While parliamentary elections 2002-2014 reveal continually increasing territorial homogenization of voting behavior in Ukraine, it was accompanied by territorial polarization in three Galician oblasts and two Donbas oblasts. In 2002, Galician oblasts were the only pole to national mean, while the rest of the country also demonstrated high territorial heterogeneity. After the Orange revolution territory of the country was continually territorially homogenized despite rhetorical and media polarization, while the two poles structure (Galicia and Donbas) is revealed in 2006-2012 elections. Moreover, in 2012, Galicia pole was following historical border of Austrian empire instead of contemporary administrative borders (northern part of Ternopil oblasts became less polarized and voted closer to average national mean). Volhynia region also demonstrated turn to national average in 2012, which diminished previously essential line of interwar border between Poland and USSR. It might be interpreted by strategic change of scalar politics by Party of Regions and scalar reorganization of the Party, which could be found at Manafort trial court documents. Case studies of nationalist Svoboda party mobilization of Galicia region (Polyakova, 2014) reveal the role of local networks and local organization of electoral campaigns effects (also scalar effects). In 2014 elections, Galicia was territorially homogenized to national mean, while Donetsk and Lugansk oblasts territories under the control of Ukrainian government remained polarized as well as high level of polarization remained in administratively bounded territories, ehre ethnic minorities constitute majority of the population.
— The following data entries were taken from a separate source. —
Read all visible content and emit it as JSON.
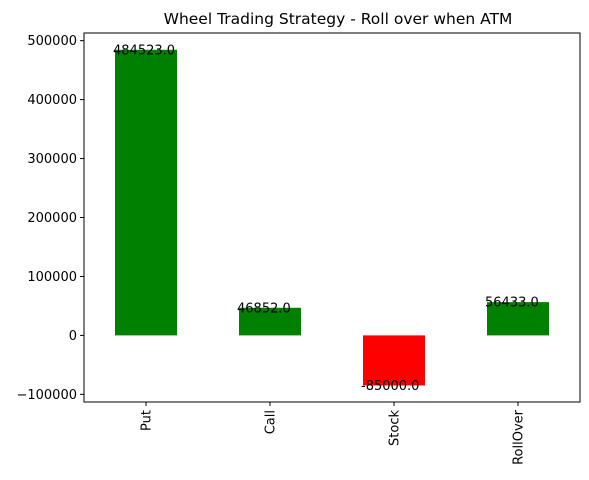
{
  "chart_data": {
    "type": "bar",
    "title": "Wheel Trading Strategy - Roll over when ATM",
    "xlabel": "",
    "ylabel": "",
    "categories": [
      "Put",
      "Call",
      "Stock",
      "RollOver"
    ],
    "values": [
      484523.0,
      46852.0,
      -85000.0,
      56433.0
    ],
    "data_labels": [
      "484523.0",
      "46852.0",
      "-85000.0",
      "56433.0"
    ],
    "colors": [
      "#008000",
      "#008000",
      "#ff0000",
      "#008000"
    ],
    "ylim": [
      -113000,
      513000
    ],
    "yticks": [
      -100000,
      0,
      100000,
      200000,
      300000,
      400000,
      500000
    ],
    "ytick_labels": [
      "−100000",
      "0",
      "100000",
      "200000",
      "300000",
      "400000",
      "500000"
    ],
    "grid": false,
    "legend": "none"
  }
}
The TPSN framework is useful for the interpretation of such patterns of electoral behavior in Ukraine. First, territory as a bounded area is essential both in case of voting behavior strictly following administrative boundaries and manifestations of historical borders (interwar border between USSR and Poland in 2002-2007 and border between Austrian and Russian empires in case of Galicia 2012). However, the interpretation of the influence of contemporary administrative boundaries as well as historical borders need further research. Second, place is essential because we can find many local variations, which do not follow regional patterns within contemporary administrative or phantom borders as well as local contexts are essential for the response to political messages at all the levels and are elements of parties' organization. Our study reveals that scale is also essential for the understanding of territorial patterns of voting in Ukraine and political parties strategic deployment of scale can change electoral geography of the country (Party of Regions strategic local-national alliance for Western and Central Ukraine oblasts in preparation for 2012 elections revealed by Manafort case documents). Moreover, all the mentioned dimensions of the interpretation of voting behavior have networks effects, which include party localregional-national networks creation as well as social connections importance for neighborhood effect use by political parties (demonstrated by Polyakova case study of Svoboda electoral campaign in Galicia in 2012). Therefore, spatiality of electoral results in Ukraine is a mix of scalar, territorial, place, and networks effects on voting behavior in the country and parties have a mediation role connecting local and national contexts.